The Fifth-Book Hounds, or simply Hounds (pt: Cão do Quinto Livro or Cão) are a race of mutated wild dogs in Brazil.


They are a mutated variant of the more common canis fammiliaris, and can be distinguished from their brethren by their larger size, elongated nose, bulging teeth and far more aggressive behavior toward humans. Also, they seem to be slightly less perceptive to their environment then the common dog; this has not yet been proven, however, due to difficulties in obtaining test subjects.

Their most notable development, however, would be that they have allegedly developed superior brain function. According to some field researchers, they seem to have developed a primitive growl-based language, and to now develop societies more complex than families or packs. In fact, these researchers claim these hounds now build small multiple-family clans, complete with initiation rituals and identifying symbols.


Before the Great War, dogs were the most widely spread domestic animal in Brazil - both for their use as guard animals as well as for being relatively easy to tame and keep - and as such were commonplace throughout both urban centers and farmsteads.
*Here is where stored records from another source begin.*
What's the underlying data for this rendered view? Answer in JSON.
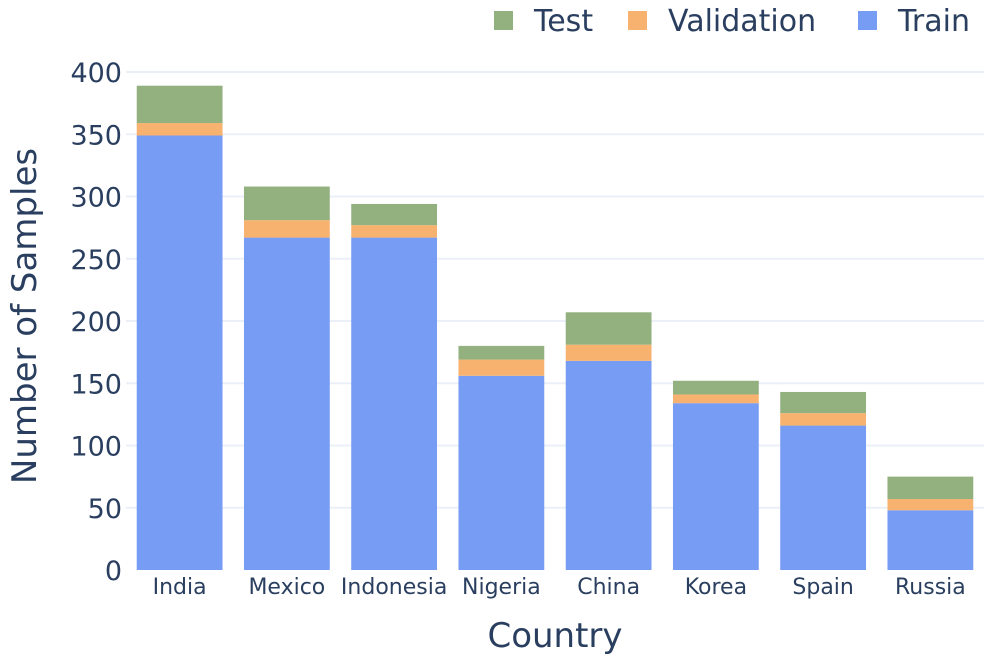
{
  "chart_data": {
    "type": "bar",
    "stacked": true,
    "categories": [
      "India",
      "Mexico",
      "Indonesia",
      "Nigeria",
      "China",
      "Korea",
      "Spain",
      "Russia"
    ],
    "series": [
      {
        "name": "Train",
        "color": "#779cf4",
        "values": [
          349,
          267,
          267,
          156,
          168,
          134,
          116,
          48
        ]
      },
      {
        "name": "Validation",
        "color": "#f8b26f",
        "values": [
          10,
          14,
          10,
          13,
          13,
          7,
          10,
          9
        ]
      },
      {
        "name": "Test",
        "color": "#93b17f",
        "values": [
          30,
          27,
          17,
          11,
          26,
          11,
          17,
          18
        ]
      }
    ],
    "legend_order": [
      "Test",
      "Validation",
      "Train"
    ],
    "legend_position": "top-right",
    "xlabel": "Country",
    "ylabel": "Number of Samples",
    "ylim": [
      0,
      400
    ],
    "yticks": [
      0,
      50,
      100,
      150,
      200,
      250,
      300,
      350,
      400
    ],
    "grid": true
  }
}
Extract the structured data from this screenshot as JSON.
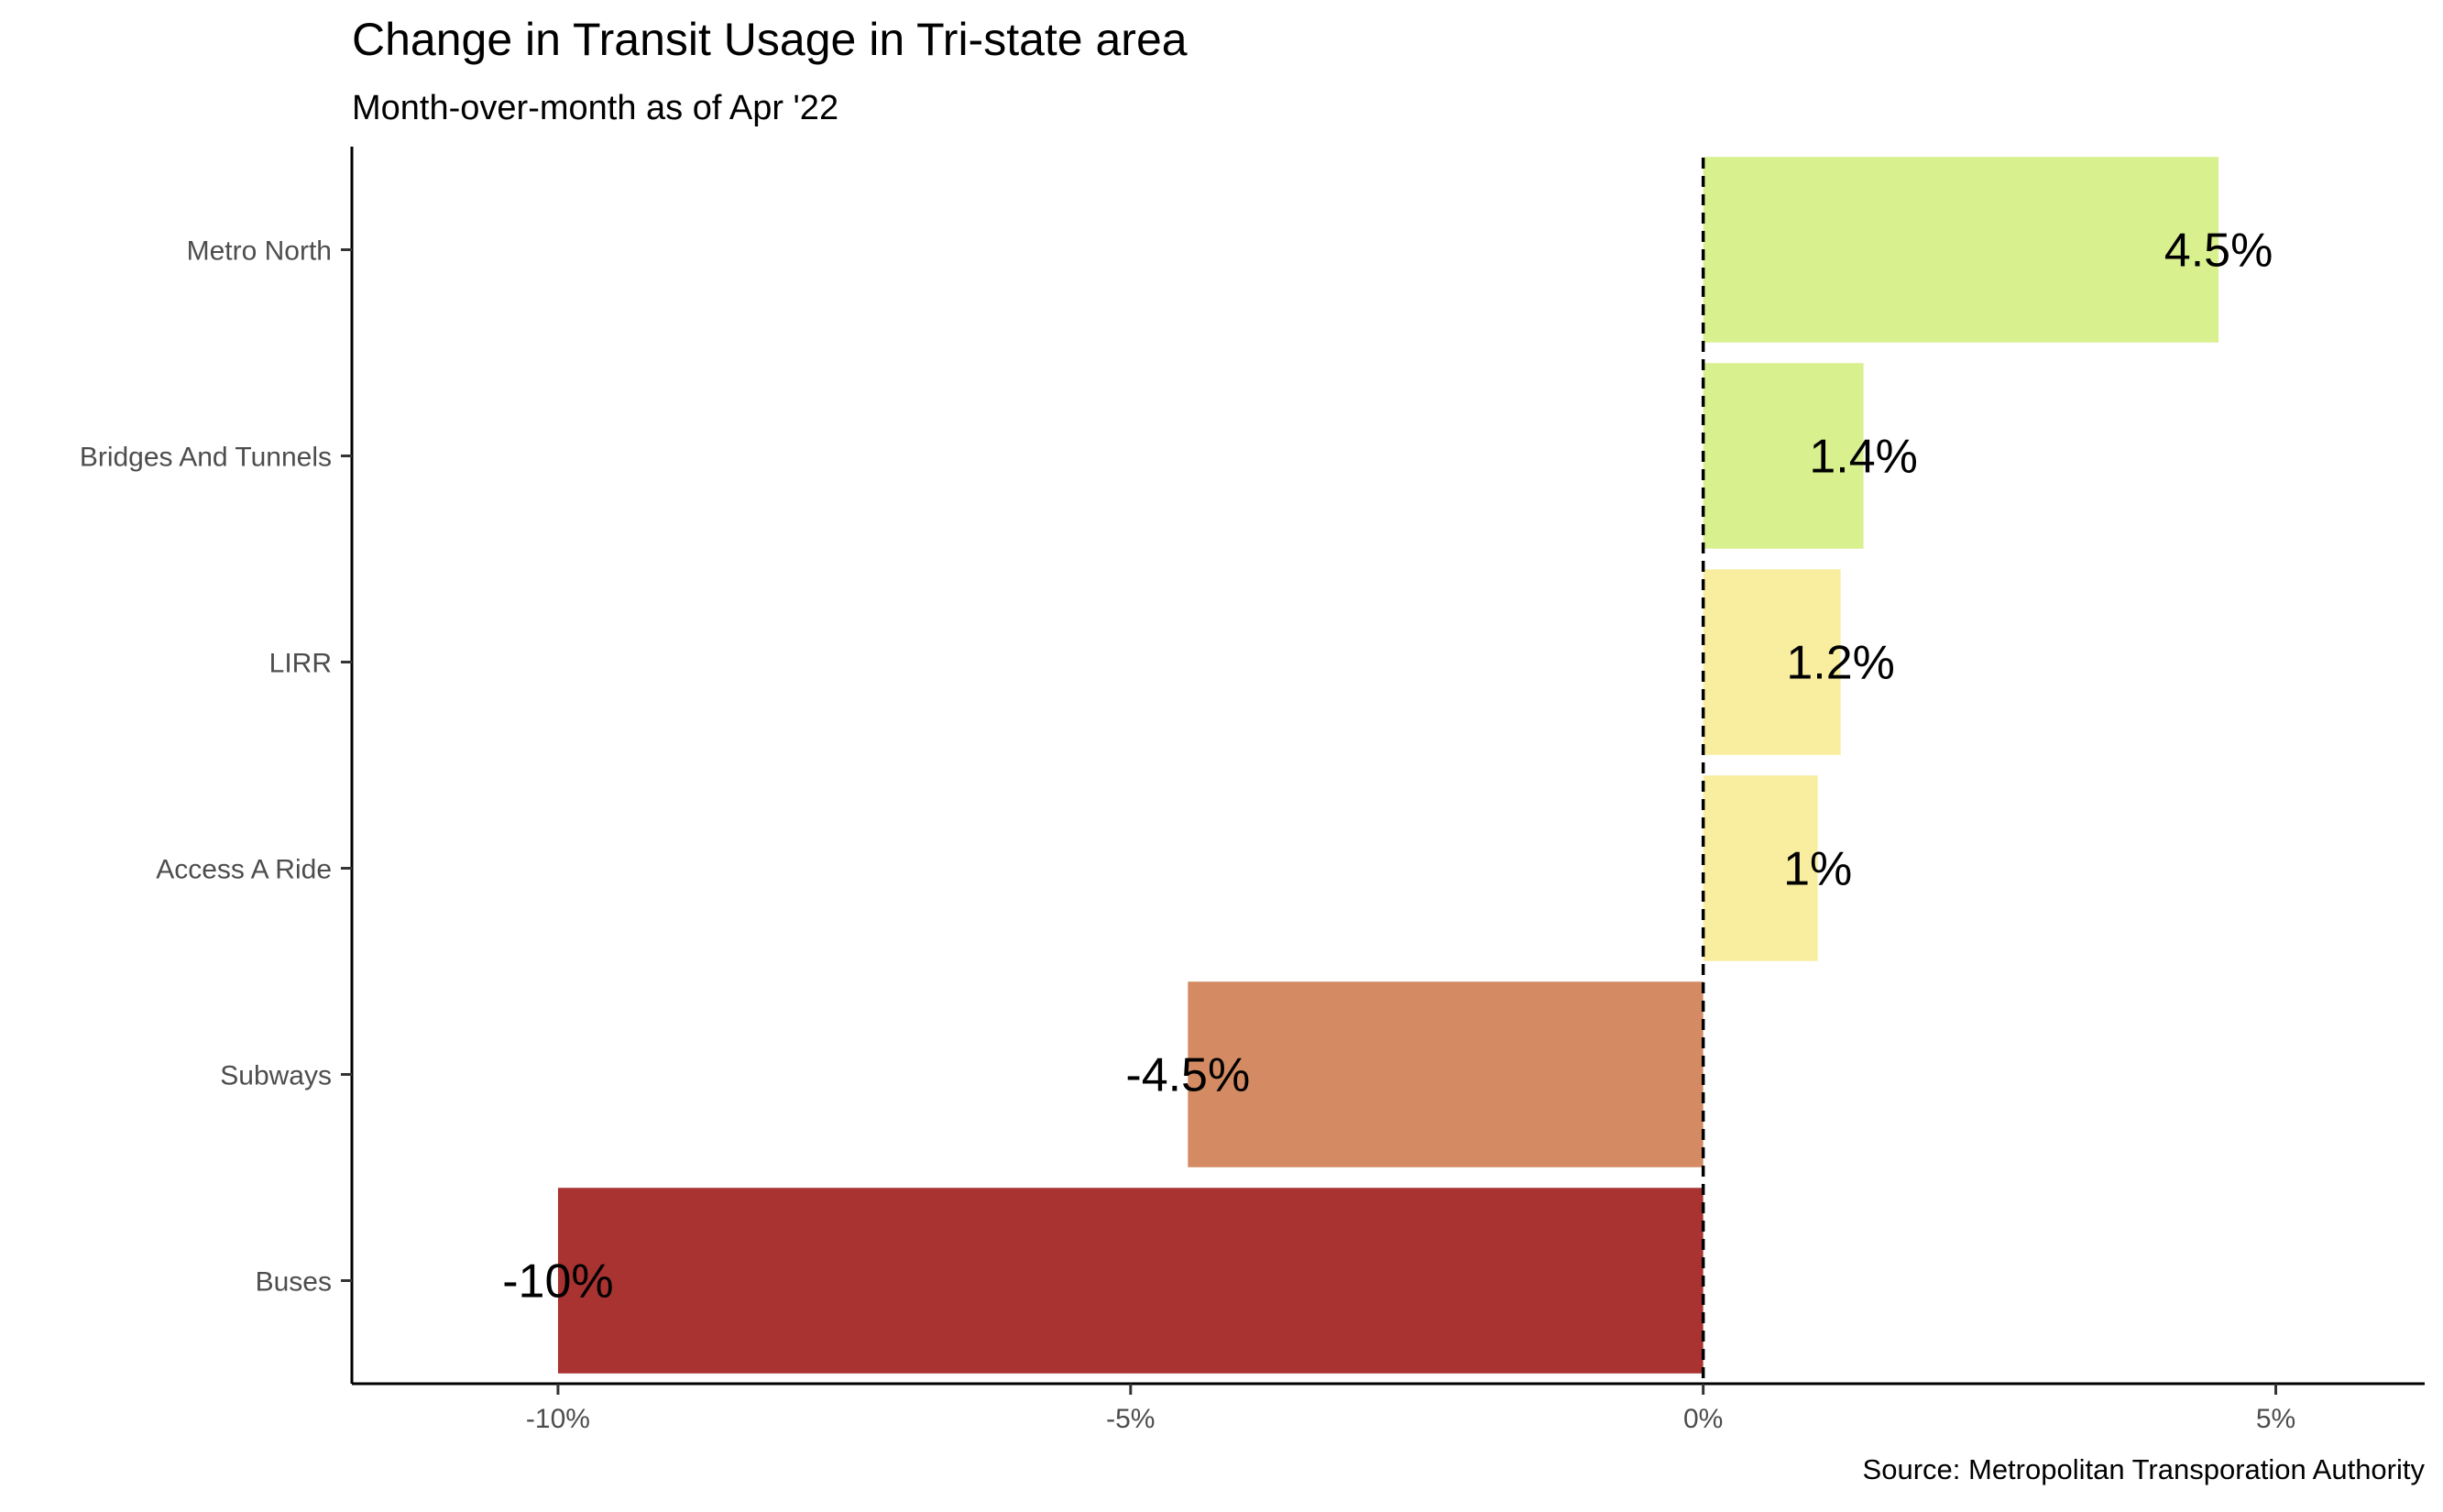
{
  "chart_data": {
    "type": "bar",
    "orientation": "horizontal",
    "title": "Change in Transit Usage in Tri-state area",
    "subtitle": "Month-over-month as of Apr '22",
    "caption": "Source: Metropolitan Transporation Authority",
    "categories": [
      "Metro North",
      "Bridges And Tunnels",
      "LIRR",
      "Access A Ride",
      "Subways",
      "Buses"
    ],
    "values": [
      4.5,
      1.4,
      1.2,
      1.0,
      -4.5,
      -10.0
    ],
    "data_labels": [
      "4.5%",
      "1.4%",
      "1.2%",
      "1%",
      "-4.5%",
      "-10%"
    ],
    "bar_colors": [
      "#d9f08f",
      "#d9f08f",
      "#f9eda0",
      "#f9eda0",
      "#d48b64",
      "#a83331"
    ],
    "xlabel": "",
    "ylabel": "",
    "xlim": [
      -11.8,
      6.3
    ],
    "x_ticks": [
      -10,
      -5,
      0,
      5
    ],
    "x_tick_labels": [
      "-10%",
      "-5%",
      "0%",
      "5%"
    ],
    "reference_line": {
      "value": 0,
      "style": "dashed"
    },
    "grid": false,
    "legend": "none"
  }
}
When the bombs fell, many of the country's dogs died, either immediately due to the blast or subsequently by the hands of the famished survivors. Most of those who survived were farm dogs, safely distant from the nukes or the countless refugees - this being the reason most living dogs are of larger races, descendants of the big Shepherd and Labrador species favored in farms at the time.

Not all dogs, however, met one of those two fates. Those who lived along the Stripe were, as happened with most creatures there, hit by the worst the nuclear fallout had to offer, and were mutated accordingly, becoming the resilient, ravaging beasts they are known for.
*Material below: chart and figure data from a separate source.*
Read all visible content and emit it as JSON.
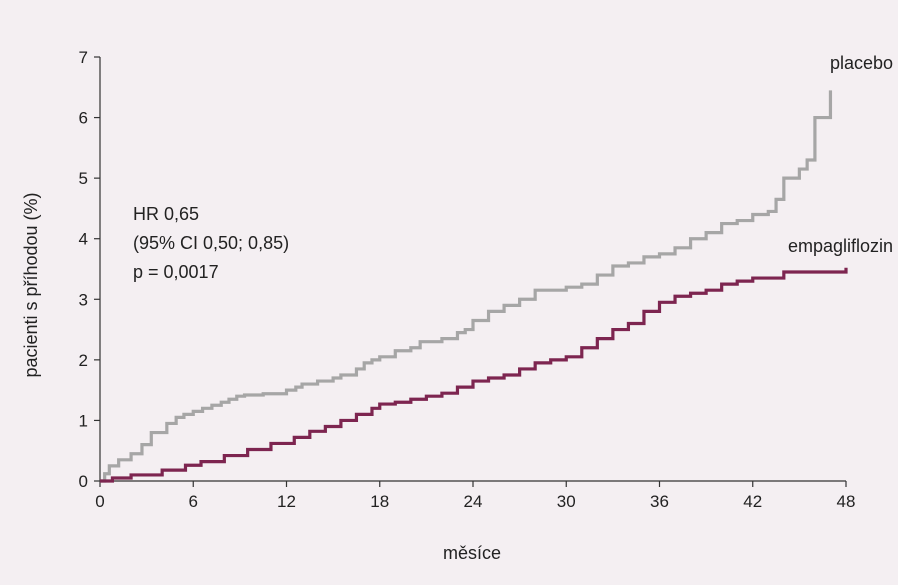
{
  "chart_data": {
    "type": "line",
    "step": true,
    "xlabel": "měsíce",
    "ylabel": "pacienti s příhodou (%)",
    "xlim": [
      0,
      48
    ],
    "ylim": [
      0,
      7
    ],
    "x_ticks": [
      "0",
      "6",
      "12",
      "18",
      "24",
      "30",
      "36",
      "42",
      "48"
    ],
    "x_tick_values": [
      0,
      6,
      12,
      18,
      24,
      30,
      36,
      42,
      48
    ],
    "y_ticks": [
      "0",
      "1",
      "2",
      "3",
      "4",
      "5",
      "6",
      "7"
    ],
    "y_tick_values": [
      0,
      1,
      2,
      3,
      4,
      5,
      6,
      7
    ],
    "grid": false,
    "annotation": [
      "HR 0,65",
      "(95% CI 0,50; 0,85)",
      "p = 0,0017"
    ],
    "series": [
      {
        "name": "placebo",
        "color": "#a6a6a6",
        "x": [
          0,
          0.3,
          0.6,
          1.2,
          2,
          2.7,
          3.3,
          4.3,
          4.9,
          5.4,
          6,
          6.6,
          7.2,
          7.8,
          8.3,
          8.8,
          9.3,
          10.5,
          12,
          12.6,
          13,
          14,
          15,
          15.5,
          16.5,
          17,
          17.5,
          18,
          19,
          20,
          20.6,
          22,
          23,
          23.5,
          24,
          25,
          26,
          27,
          28,
          30,
          31,
          32,
          33,
          34,
          35,
          36,
          37,
          38,
          39,
          40,
          41,
          42,
          43,
          43.5,
          44,
          45,
          45.5,
          46,
          47
        ],
        "y": [
          0,
          0.12,
          0.25,
          0.35,
          0.45,
          0.6,
          0.8,
          0.95,
          1.05,
          1.1,
          1.15,
          1.2,
          1.25,
          1.3,
          1.35,
          1.4,
          1.42,
          1.44,
          1.5,
          1.55,
          1.6,
          1.65,
          1.7,
          1.75,
          1.85,
          1.95,
          2.0,
          2.05,
          2.15,
          2.2,
          2.3,
          2.35,
          2.45,
          2.5,
          2.65,
          2.8,
          2.9,
          3.0,
          3.15,
          3.2,
          3.25,
          3.4,
          3.55,
          3.6,
          3.7,
          3.75,
          3.85,
          4.0,
          4.1,
          4.25,
          4.3,
          4.4,
          4.45,
          4.65,
          5.0,
          5.15,
          5.3,
          6.0,
          6.45
        ]
      },
      {
        "name": "empagliflozin",
        "color": "#7d2550",
        "x": [
          0,
          0.8,
          2,
          4,
          5.5,
          6.5,
          8,
          9.5,
          11,
          12.5,
          13.5,
          14.5,
          15.5,
          16.5,
          17.5,
          18,
          19,
          20,
          21,
          22,
          23,
          24,
          25,
          26,
          27,
          28,
          29,
          30,
          31,
          32,
          33,
          34,
          35,
          36,
          37,
          38,
          39,
          40,
          41,
          42,
          44,
          48
        ],
        "y": [
          0,
          0.05,
          0.1,
          0.18,
          0.26,
          0.32,
          0.42,
          0.52,
          0.62,
          0.72,
          0.82,
          0.9,
          1.0,
          1.1,
          1.2,
          1.27,
          1.3,
          1.35,
          1.4,
          1.45,
          1.55,
          1.65,
          1.7,
          1.75,
          1.85,
          1.95,
          2.0,
          2.05,
          2.2,
          2.35,
          2.5,
          2.6,
          2.8,
          2.95,
          3.05,
          3.1,
          3.15,
          3.25,
          3.3,
          3.35,
          3.45,
          3.52
        ]
      }
    ]
  }
}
Some theorists claim that it was during this period they acquired their new level of intelligence. As their body increased size, so did their brain mass, allowing for more complex thought. And big as they were, they were still no match in one-on-one combat for other local predators, such as the guatirica and the radliggator, and needed to band in groups in order to obtain food. These two factors combined led to a more complex social organization, and eventually to a quasi-vocal communication system.


The term "fifth book hound" is actually older than the species it names. Back before the war, in the Brazilian northeast, collective public school was mandatory, and as such all kids received the same textbooks. One of those books, the one of the fifth-grade, depicted a hound who was strong, mean and exceptionally skilled. When the mutated giant dog was first seen in the region, it was understandably associated with the folklore.

In modern day, an idiom separation occurred. While originally the terms were similar and interchangeable, "dog" (pt. "cachorro") now refers exclusively to the original species, and "hound" (pt. "cão") now refers solely to the mutated variant. It may also be noted that the portuguese term "cão" also refers to the christianity's Devil.


The Fifth-Book Hound may be found all over Brazi, having successfully spread from their birthplace at the Rad Stripe.